NASA has successfully launched a mission to explore the interactions between the Sun’s and Earth’s magnetic fields. The Tandem Reconnection and Cusp Electrodynamics Reconnaissance Satellites (TRACERS) craft was sent into low-Earth orbit on 23 July from Vandenberg Space Force Base in California by a SpaceX Falcon 9 rocket. Following a month of calibration, the twin-satellite mission is expected to operate for a year.

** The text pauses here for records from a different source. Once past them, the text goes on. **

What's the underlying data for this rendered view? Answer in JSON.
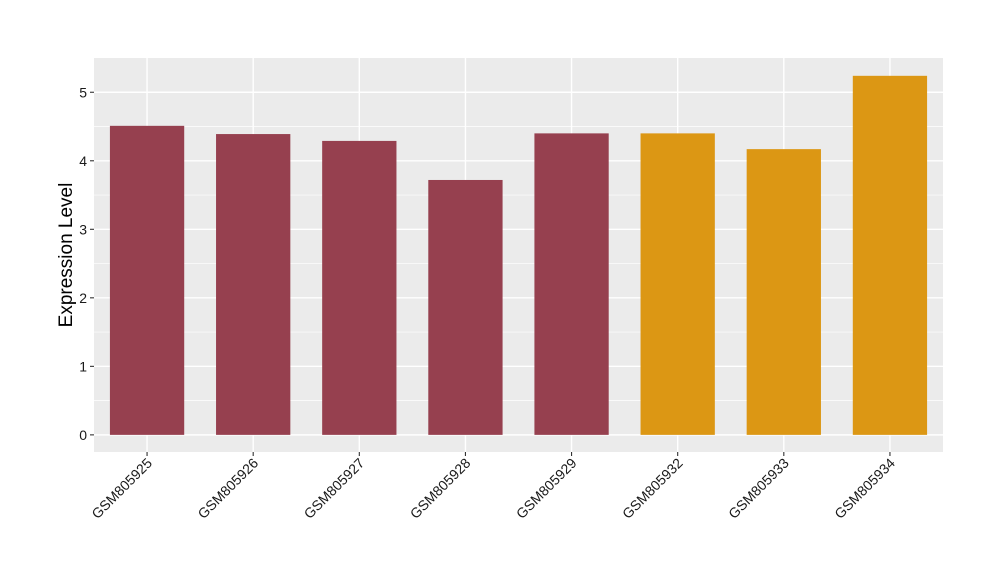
{
  "chart_data": {
    "type": "bar",
    "title": "",
    "xlabel": "",
    "ylabel": "Expression Level",
    "categories": [
      "GSM805925",
      "GSM805926",
      "GSM805927",
      "GSM805928",
      "GSM805929",
      "GSM805932",
      "GSM805933",
      "GSM805934"
    ],
    "values": [
      4.51,
      4.39,
      4.29,
      3.72,
      4.4,
      4.4,
      4.17,
      5.24
    ],
    "bar_colors": [
      "#96404f",
      "#96404f",
      "#96404f",
      "#96404f",
      "#96404f",
      "#dc9714",
      "#dc9714",
      "#dc9714"
    ],
    "ylim": [
      -0.25,
      5.5
    ],
    "yticks": [
      0,
      1,
      2,
      3,
      4,
      5
    ],
    "grid": true,
    "panel_background": "#ebebeb",
    "grid_color": "#ffffff",
    "legend": "none"
  }
}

The spacecraft will observe particles and electromagnetic fields in the Earth’s northern magnetic “cusp region”, which encircles the North Pole where the Earth’s magnetic field lines curve down toward Earth.
This unique vantage point allows researchers to study how magnetic reconnection — when field lines connect and explosively reconfigure — affects the space environment. Such observations will help researchers understand how processes change over both space and time.
The two satellites will collect data from over 3000 cusp crossings during the one-year mission with the information being used to understand space-weather phenomena that can disrupt satellite operations, communications and power grids on Earth.
Each nearly identical octagonal satellite – weighing less than 200 kg each – features six instruments including magnetomers, electric-field instruments and devices to measure the energy of ions and electrons in plasma around the spacecraft.
It will operate in a Sun-synchronous orbit about 590 km above ground with the satellites following one behind the other in close separation, passing through regions of space at least 10 seconds apart.
“TRACERS is an exciting mission,” says Stephen Fuselier from the Southwest Research Institute in Texas, who is the mission’s deputy principal investigator. “The data from that single pass through the cusp were amazing. We can’t wait to get the data from thousands of cusp passes.”